Amerikan yönetimi Rusya’ya uygulanacak yaptırımları hazırlarken Amerikan sermayesine danışmış. Amerikan finans tekeli JP Morgan’ın Ceo’su danıştıkları kişiler arasındaymış. Bloomberg’e konuşan CEO Jamie Dimon, Rusya’ya uygulanan yaptırımların ve Rusya’nınn Swift sisteminden kısmi de olsa çıkarılmasının “küresel ekonomiye çok ciddi kötü etkileri olacak” ve belki de “gerçekleştirmek istenin altını oyacak” diyor. Dimon, zaten ciddi sıkıntılar yaşayan ekonomiye yeni yükler gelmesinden söz ediyor. Dimon haklı ama yeni yükler halkların, emekçi sınıfların sırtına yüklenecek. Enerji ve gıda fiyatlarındaki yükseliş emekçi sınıfları daha da yoksullaştıracak. Emperyalist saldırganlık kapitalizmin derin krizinden besleniyor ve hamleleri krizi daha da derinleştiriyor. Bu çerçevede sınıf mücadelesini de derinleştiriyor.

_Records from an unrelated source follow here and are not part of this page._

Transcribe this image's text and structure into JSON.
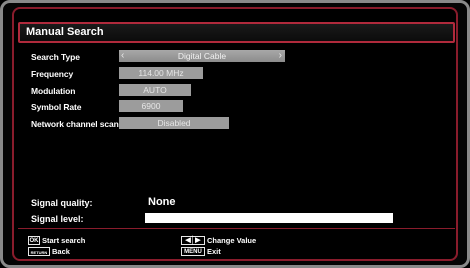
{
  "dialog": {
    "title": "Manual Search"
  },
  "settings": {
    "search_type": {
      "label": "Search Type",
      "value": "Digital Cable"
    },
    "frequency": {
      "label": "Frequency",
      "value": "114.00 MHz"
    },
    "modulation": {
      "label": "Modulation",
      "value": "AUTO"
    },
    "symbol_rate": {
      "label": "Symbol Rate",
      "value": "6900"
    },
    "network_scan": {
      "label": "Network channel scan",
      "value": "Disabled"
    }
  },
  "signal": {
    "quality_label": "Signal quality:",
    "quality_value": "None",
    "level_label": "Signal level:",
    "level_fraction": 1.0
  },
  "help": {
    "ok_key": "OK",
    "start_search": "Start search",
    "return_key": "RETURN",
    "back": "Back",
    "change_value": "Change Value",
    "menu_key": "MENU",
    "exit": "Exit"
  },
  "colors": {
    "accent": "#b02a3c",
    "field": "#9c9c9c"
  },
  "icons": {
    "left_right": "left-right-arrows-icon"
  }
}
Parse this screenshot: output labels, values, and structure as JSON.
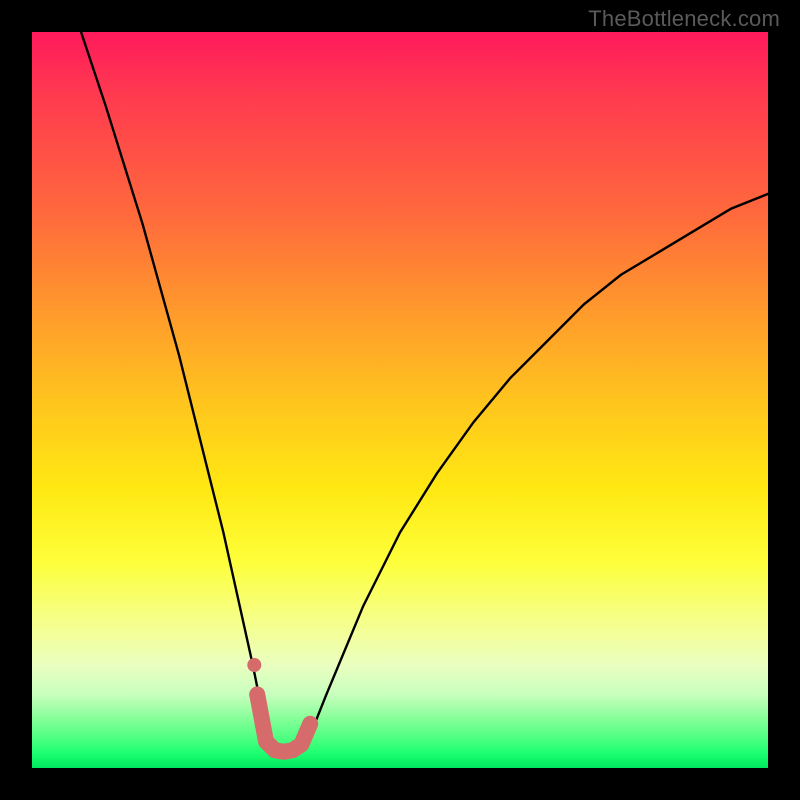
{
  "watermark": "TheBottleneck.com",
  "chart_data": {
    "type": "line",
    "title": "",
    "xlabel": "",
    "ylabel": "",
    "xlim": [
      0,
      100
    ],
    "ylim": [
      0,
      100
    ],
    "series": [
      {
        "name": "bottleneck-curve",
        "x": [
          5,
          10,
          15,
          20,
          22,
          24,
          26,
          28,
          30,
          31,
          32,
          33,
          34,
          35,
          36,
          37,
          38,
          40,
          45,
          50,
          55,
          60,
          65,
          70,
          75,
          80,
          85,
          90,
          95,
          100
        ],
        "values": [
          105,
          90,
          74,
          56,
          48,
          40,
          32,
          23,
          14,
          9,
          5,
          3,
          2,
          2,
          2,
          3,
          5,
          10,
          22,
          32,
          40,
          47,
          53,
          58,
          63,
          67,
          70,
          73,
          76,
          78
        ]
      }
    ],
    "highlight": {
      "name": "sweet-spot",
      "color": "#d66b6b",
      "points_x": [
        30.6,
        31.8,
        33.0,
        34.2,
        35.4,
        36.6,
        37.8
      ],
      "points_y": [
        10.0,
        3.6,
        2.4,
        2.2,
        2.4,
        3.2,
        6.0
      ]
    },
    "gradient_stops": [
      {
        "pos": 0,
        "color": "#ff1a5c"
      },
      {
        "pos": 25,
        "color": "#ff6a3c"
      },
      {
        "pos": 50,
        "color": "#ffc41e"
      },
      {
        "pos": 72,
        "color": "#fdff3a"
      },
      {
        "pos": 90,
        "color": "#c8ffbe"
      },
      {
        "pos": 100,
        "color": "#00e85e"
      }
    ]
  }
}
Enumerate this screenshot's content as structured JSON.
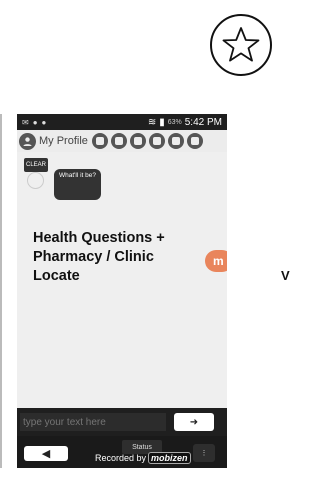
{
  "status_bar": {
    "time": "5:42 PM",
    "battery": "63%"
  },
  "top_bar": {
    "profile_label": "My Profile"
  },
  "chat": {
    "clear_label": "CLEAR",
    "bubble_text": "What'll it be?"
  },
  "headline": "Health Questions + Pharmacy / Clinic Locate",
  "input": {
    "placeholder": "type your text here"
  },
  "bottom": {
    "status_label": "Status",
    "recorded_by": "Recorded by",
    "brand": "mobizen"
  },
  "side_letter": "V",
  "colors": {
    "accent_orange": "#e9855c",
    "phone_dark": "#1f1f1f",
    "content_bg": "#efefef"
  }
}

Savaşlara son verecek olan her ülkenin emekçilerinin proletarya enternasyonalizmi temelinde birleşerek kapitalist sistemi layık olduğu yere, tarihin çöp sepetine gönderecek devrimci eylemidir. Bunun koşulları olgunlaşmaktadır. Emperyalist saldırganlığa ve savaşa karşı proletarya enternasyonalizmi ve halkların kardeşliği zemininde sağlam durmak günün vazgeçilmez görevidir.